Reproduzo abaixo partes de um artigo, que escrevi em março de 2002 para o Correio do Povo. Recentemente transcorrera em Porto Alegre a segunda edição do Fórum Social Mundial. Olívio Dutra governava o Estado. Tarso Genro era prefeito de Porto Alegre. E, naquele ano, Lula conquistaria seu primeiro mandato presidencial. Porto Alegre transpirava ideologia pelas pedras do calçamento. Era um quadro dos infernos...

Então, eu escrevi: "Durante uma das reuniões do Fórum, falando para um auditório tomado por religiosos, militantes de CEBs, MST, etc., o petista dominicano Frei Betto afirmou que "o homem novo deve ser filho espiritual do casamento de Che Guevara e Santa Teresa de Jesus". O imenso desaforo deve ter suscitado protestos cósmicos: um frei católico escalando Santa Teresa, ao modo machista, sem consulta prévia, para um matrimônio desses? O público, no entanto, irrompeu em delirantes aplausos. E eu não tenho dúvidas de que esses aplausos foram muito mais orientados ao revolucionário do que à grande santa de Espanha".

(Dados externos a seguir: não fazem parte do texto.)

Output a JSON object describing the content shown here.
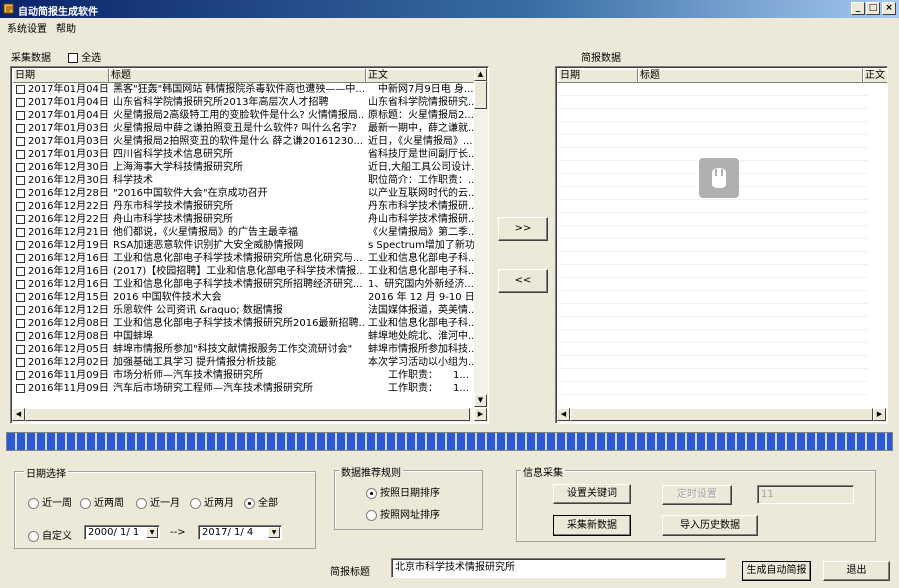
{
  "window": {
    "title": "自动简报生成软件",
    "minimize": "_",
    "maximize": "□",
    "close": "×"
  },
  "menu": [
    "系统设置",
    "帮助"
  ],
  "left_panel": {
    "label": "采集数据",
    "select_all": "全选",
    "columns": [
      "日期",
      "标题",
      "正文"
    ],
    "rows": [
      {
        "date": "2017年01月04日",
        "title": "黑客\"狂轰\"韩国网站 韩情报院杀毒软件商也遭殃——中...",
        "body": "　中新网7月9日电 身..."
      },
      {
        "date": "2017年01月04日",
        "title": "山东省科学院情报研究所2013年高层次人才招聘",
        "body": "山东省科学院情报研究..."
      },
      {
        "date": "2017年01月04日",
        "title": "火星情报局2高级特工用的变脸软件是什么? 火情情报局...",
        "body": "原标题：火星情报局2..."
      },
      {
        "date": "2017年01月03日",
        "title": "火星情报局中薛之谦拍照变丑是什么软件? 叫什么名字?",
        "body": "最新一期中，薛之谦就..."
      },
      {
        "date": "2017年01月03日",
        "title": "火星情报局2拍照变丑的软件是什么 薛之谦20161230...",
        "body": "近日，《火星情报局》..."
      },
      {
        "date": "2017年01月03日",
        "title": "四川省科学技术信息研究所",
        "body": "省科技厅是世间副厅长..."
      },
      {
        "date": "2016年12月30日",
        "title": "上海海事大学科技情报研究所",
        "body": "近日,大船工具公司设计..."
      },
      {
        "date": "2016年12月30日",
        "title": "科学技术",
        "body": "职位简介：工作职责：..."
      },
      {
        "date": "2016年12月28日",
        "title": "\"2016中国软件大会\"在京成功召开",
        "body": "以产业互联网时代的云..."
      },
      {
        "date": "2016年12月22日",
        "title": "丹东市科学技术情报研究所",
        "body": "丹东市科学技术情报研..."
      },
      {
        "date": "2016年12月22日",
        "title": "舟山市科学技术情报研究所",
        "body": "舟山市科学技术情报研..."
      },
      {
        "date": "2016年12月21日",
        "title": "他们都说，《火星情报局》的广告主最幸福",
        "body": "《火星情报局》第二季..."
      },
      {
        "date": "2016年12月19日",
        "title": "RSA加速恶意软件识别扩大安全威胁情报网",
        "body": "s Spectrum增加了新功..."
      },
      {
        "date": "2016年12月16日",
        "title": "工业和信息化部电子科学技术情报研究所信息化研究与...",
        "body": "工业和信息化部电子科..."
      },
      {
        "date": "2016年12月16日",
        "title": "(2017)【校园招聘】工业和信息化部电子科学技术情报...",
        "body": "工业和信息化部电子科..."
      },
      {
        "date": "2016年12月16日",
        "title": "工业和信息化部电子科学技术情报研究所招聘经济研究...",
        "body": "1、研究国内外新经济..."
      },
      {
        "date": "2016年12月15日",
        "title": "2016 中国软件技术大会",
        "body": "2016 年 12 月 9-10 日..."
      },
      {
        "date": "2016年12月12日",
        "title": "乐思软件 公司资讯 &raquo; 数据情报",
        "body": "法国媒体报道，英美情..."
      },
      {
        "date": "2016年12月08日",
        "title": "工业和信息化部电子科学技术情报研究所2016最新招聘...",
        "body": "工业和信息化部电子科..."
      },
      {
        "date": "2016年12月08日",
        "title": "中国蚌埠",
        "body": "蚌埠地处皖北、淮河中..."
      },
      {
        "date": "2016年12月05日",
        "title": "蚌埠市情报所参加\"科技文献情报服务工作交流研讨会\"",
        "body": "蚌埠市情报所参加科技..."
      },
      {
        "date": "2016年12月02日",
        "title": "加强基础工具学习 提升情报分析技能",
        "body": "本次学习活动以小组为..."
      },
      {
        "date": "2016年11月09日",
        "title": "市场分析师—汽车技术情报研究所",
        "body": "　　工作职责：　　1..."
      },
      {
        "date": "2016年11月09日",
        "title": "汽车后市场研究工程师—汽车技术情报研究所",
        "body": "　　工作职责：　　1..."
      }
    ]
  },
  "right_panel": {
    "label": "简报数据",
    "columns": [
      "日期",
      "标题",
      "正文"
    ]
  },
  "transfer": {
    "add": ">>",
    "remove": "<<"
  },
  "date_group": {
    "title": "日期选择",
    "options": [
      "近一周",
      "近两周",
      "近一月",
      "近两月",
      "全部"
    ],
    "selected": "全部",
    "custom": "自定义",
    "start": "2000/ 1/ 1",
    "arrow": "-->",
    "end": "2017/ 1/ 4"
  },
  "rule_group": {
    "title": "数据推荐规则",
    "options": [
      "按照日期排序",
      "按照网址排序"
    ],
    "selected": "按照日期排序"
  },
  "collect_group": {
    "title": "信息采集",
    "set_keywords": "设置关键词",
    "timer": "定时设置",
    "timer_value": "11",
    "collect_new": "采集新数据",
    "import_history": "导入历史数据"
  },
  "footer": {
    "title_label": "简报标题",
    "title_value": "北京市科学技术情报研究所",
    "generate": "生成自动简报",
    "exit": "退出"
  },
  "colors": {
    "title_start": "#0a246a",
    "title_end": "#a6caf0",
    "progress": "#2c5ad0",
    "face": "#ece9d8"
  }
}
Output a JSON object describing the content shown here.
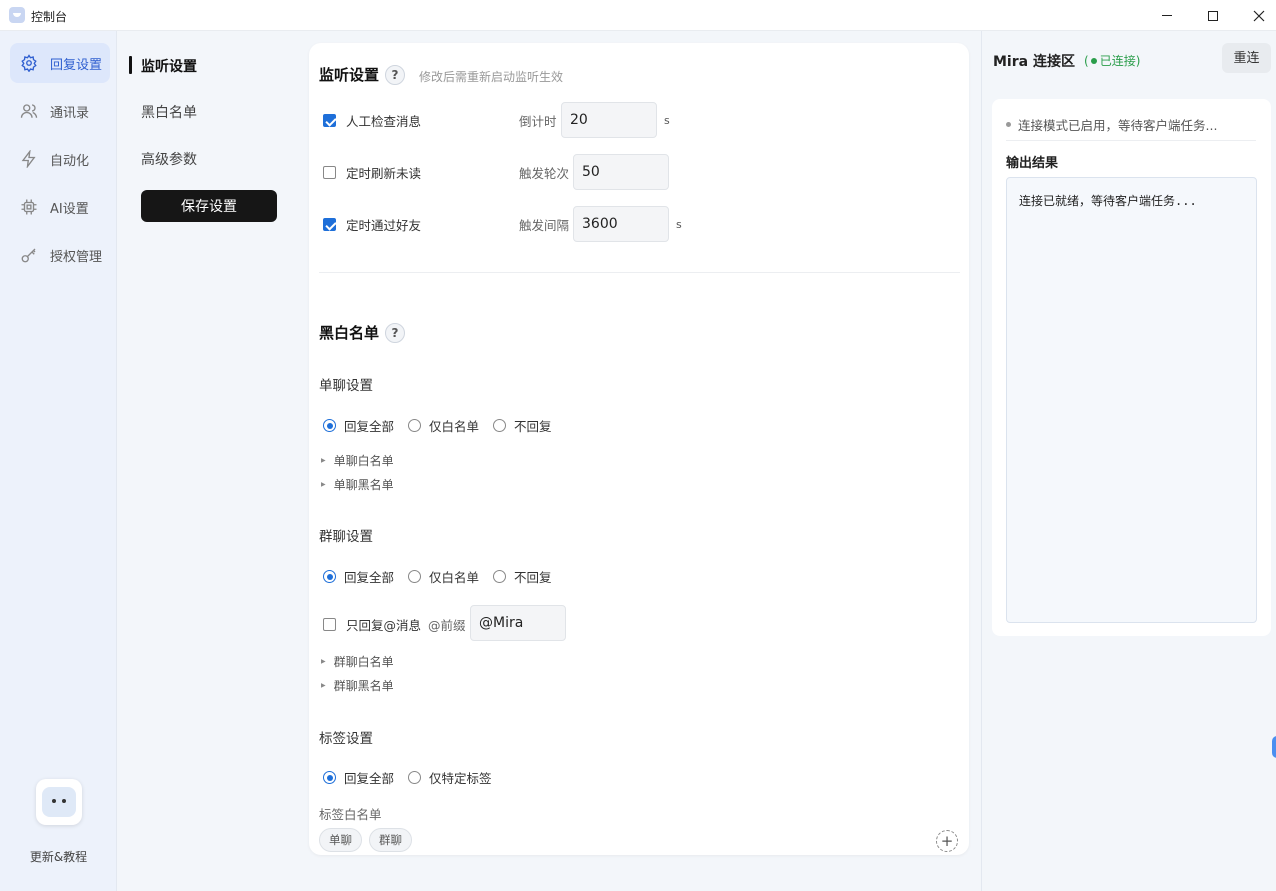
{
  "window": {
    "title": "控制台"
  },
  "nav": {
    "items": [
      {
        "label": "回复设置",
        "icon": "gear-icon",
        "active": true
      },
      {
        "label": "通讯录",
        "icon": "contacts-icon"
      },
      {
        "label": "自动化",
        "icon": "lightning-icon"
      },
      {
        "label": "AI设置",
        "icon": "chip-icon"
      },
      {
        "label": "授权管理",
        "icon": "key-icon"
      }
    ],
    "footer_label": "更新&教程"
  },
  "subnav": {
    "items": [
      "监听设置",
      "黑白名单",
      "高级参数"
    ],
    "save_label": "保存设置"
  },
  "listen": {
    "title": "监听设置",
    "help": "?",
    "hint": "修改后需重新启动监听生效",
    "rows": [
      {
        "label": "人工检查消息",
        "checked": true,
        "field_label": "倒计时",
        "value": "20",
        "unit": "s"
      },
      {
        "label": "定时刷新未读",
        "checked": false,
        "field_label": "触发轮次",
        "value": "50",
        "unit": ""
      },
      {
        "label": "定时通过好友",
        "checked": true,
        "field_label": "触发间隔",
        "value": "3600",
        "unit": "s"
      }
    ]
  },
  "lists": {
    "title": "黑白名单",
    "help": "?",
    "private": {
      "title": "单聊设置",
      "options": [
        "回复全部",
        "仅白名单",
        "不回复"
      ],
      "selected": "回复全部",
      "whitelist": "单聊白名单",
      "blacklist": "单聊黑名单"
    },
    "group": {
      "title": "群聊设置",
      "options": [
        "回复全部",
        "仅白名单",
        "不回复"
      ],
      "selected": "回复全部",
      "at_only_label": "只回复@消息",
      "at_only_checked": false,
      "prefix_label": "@前缀",
      "prefix_value": "@Mira",
      "whitelist": "群聊白名单",
      "blacklist": "群聊黑名单"
    },
    "tags": {
      "title": "标签设置",
      "options": [
        "回复全部",
        "仅特定标签"
      ],
      "selected": "回复全部",
      "whitelist_label": "标签白名单",
      "chips": [
        "单聊",
        "群聊"
      ],
      "add": "+"
    }
  },
  "side": {
    "title": "Mira 连接区",
    "status": "已连接",
    "status_color": "#2a9d4a",
    "reconnect_label": "重连",
    "mode_text": "连接模式已启用，等待客户端任务...",
    "output_label": "输出结果",
    "output_text": "连接已就绪，等待客户端任务..."
  },
  "colors": {
    "accent": "#1e6fd9",
    "save_button": "#161616"
  }
}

"Mal se haviam apagado as luzes dos auditórios do Fórum, Lula foi bater à porta do Partido Liberal  (Nota do autor: o PL era o partido de seu futuro vice José Alencar). Tempo é dinheiro. E muito melhor fica uma aliança política que assegura diretamente as duas coisas: mais tempo na tevê e mais dinheiro para a campanha. A batida do martelo da coligação acertou, em cheio, no cotovelo de Frei Betto e seus companheiros na CNBB, que acusou a dor e botou a boca no trombone para condenar a aliança".

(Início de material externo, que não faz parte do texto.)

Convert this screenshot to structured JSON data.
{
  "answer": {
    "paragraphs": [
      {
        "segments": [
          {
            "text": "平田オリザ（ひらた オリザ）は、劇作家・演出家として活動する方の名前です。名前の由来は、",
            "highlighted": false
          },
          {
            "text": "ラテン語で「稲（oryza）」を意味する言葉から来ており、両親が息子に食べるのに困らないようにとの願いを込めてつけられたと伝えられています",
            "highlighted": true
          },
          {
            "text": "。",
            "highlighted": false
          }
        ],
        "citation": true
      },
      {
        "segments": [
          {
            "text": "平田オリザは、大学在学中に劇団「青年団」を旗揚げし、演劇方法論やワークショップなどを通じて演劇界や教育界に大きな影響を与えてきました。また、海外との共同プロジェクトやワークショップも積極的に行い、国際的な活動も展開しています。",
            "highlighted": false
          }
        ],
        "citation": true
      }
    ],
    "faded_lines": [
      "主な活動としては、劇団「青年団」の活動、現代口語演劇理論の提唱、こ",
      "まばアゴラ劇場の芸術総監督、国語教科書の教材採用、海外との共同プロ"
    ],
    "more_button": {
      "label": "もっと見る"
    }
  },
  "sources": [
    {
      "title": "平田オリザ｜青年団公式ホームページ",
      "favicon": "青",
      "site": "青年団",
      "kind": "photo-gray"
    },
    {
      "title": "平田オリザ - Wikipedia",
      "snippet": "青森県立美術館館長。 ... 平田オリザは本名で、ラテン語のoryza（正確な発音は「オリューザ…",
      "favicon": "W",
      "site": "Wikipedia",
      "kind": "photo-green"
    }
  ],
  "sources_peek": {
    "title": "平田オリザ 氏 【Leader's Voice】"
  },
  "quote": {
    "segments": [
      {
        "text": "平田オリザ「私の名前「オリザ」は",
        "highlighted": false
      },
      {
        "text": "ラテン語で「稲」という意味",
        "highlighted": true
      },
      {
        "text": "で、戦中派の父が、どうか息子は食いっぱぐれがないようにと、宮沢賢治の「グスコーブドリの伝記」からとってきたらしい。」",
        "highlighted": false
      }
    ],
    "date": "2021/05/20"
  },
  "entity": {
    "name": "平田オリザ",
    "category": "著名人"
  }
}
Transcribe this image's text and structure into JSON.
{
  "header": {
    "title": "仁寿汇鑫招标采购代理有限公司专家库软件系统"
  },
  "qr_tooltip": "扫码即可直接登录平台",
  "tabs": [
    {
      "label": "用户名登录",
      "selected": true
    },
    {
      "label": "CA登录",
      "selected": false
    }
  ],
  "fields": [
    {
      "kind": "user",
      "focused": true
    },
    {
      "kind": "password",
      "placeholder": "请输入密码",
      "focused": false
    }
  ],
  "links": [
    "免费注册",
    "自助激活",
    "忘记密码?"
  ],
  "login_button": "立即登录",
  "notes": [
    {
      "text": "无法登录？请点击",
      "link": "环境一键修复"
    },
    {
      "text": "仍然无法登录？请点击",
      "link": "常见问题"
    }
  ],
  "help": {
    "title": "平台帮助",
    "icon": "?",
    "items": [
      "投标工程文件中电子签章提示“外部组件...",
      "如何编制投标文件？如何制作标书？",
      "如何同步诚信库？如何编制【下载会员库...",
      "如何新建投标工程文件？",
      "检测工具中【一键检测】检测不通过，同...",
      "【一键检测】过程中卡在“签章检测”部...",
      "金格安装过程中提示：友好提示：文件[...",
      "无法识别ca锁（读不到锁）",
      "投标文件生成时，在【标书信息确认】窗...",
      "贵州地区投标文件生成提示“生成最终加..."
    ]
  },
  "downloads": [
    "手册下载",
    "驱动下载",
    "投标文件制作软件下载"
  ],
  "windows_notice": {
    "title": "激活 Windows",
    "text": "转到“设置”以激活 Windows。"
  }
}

Até então poucos sabiam que a CNBB estava tão imiscuída nos assuntos desse partido. O Partido Liberal existia desde 1985. Desde então haviam sido realizadas oito eleições e o PL deve ter participado de inúmeras coligações sem que ninguém na CNBB houvesse lhe dedicado cinco minutos de atenção. Pois não mais que de repente, o vice-presidente e o secretário-geral da CNBB, secundados pelo secretário da Comissão de Justiça e Paz, vieram a público reprovar a aliança, indagar sobre os reflexos dela nas propostas do PT, e dizer que o PT deverá dar explicações aos católicos pertencentes ao partido. Será preciso dizer mais? O troco veio rápido. De alguém da CNBB? Não, do próprio PT. O senador José Eduardo Dutra retrucou que assim como o PT não interpreta a Bíblia a Igreja não tem que se meter imiscuir nos assuntos do partido. Em outras palavras: não se metam.

José Alencar acabou sendo o que de melhor havia no governo Lula...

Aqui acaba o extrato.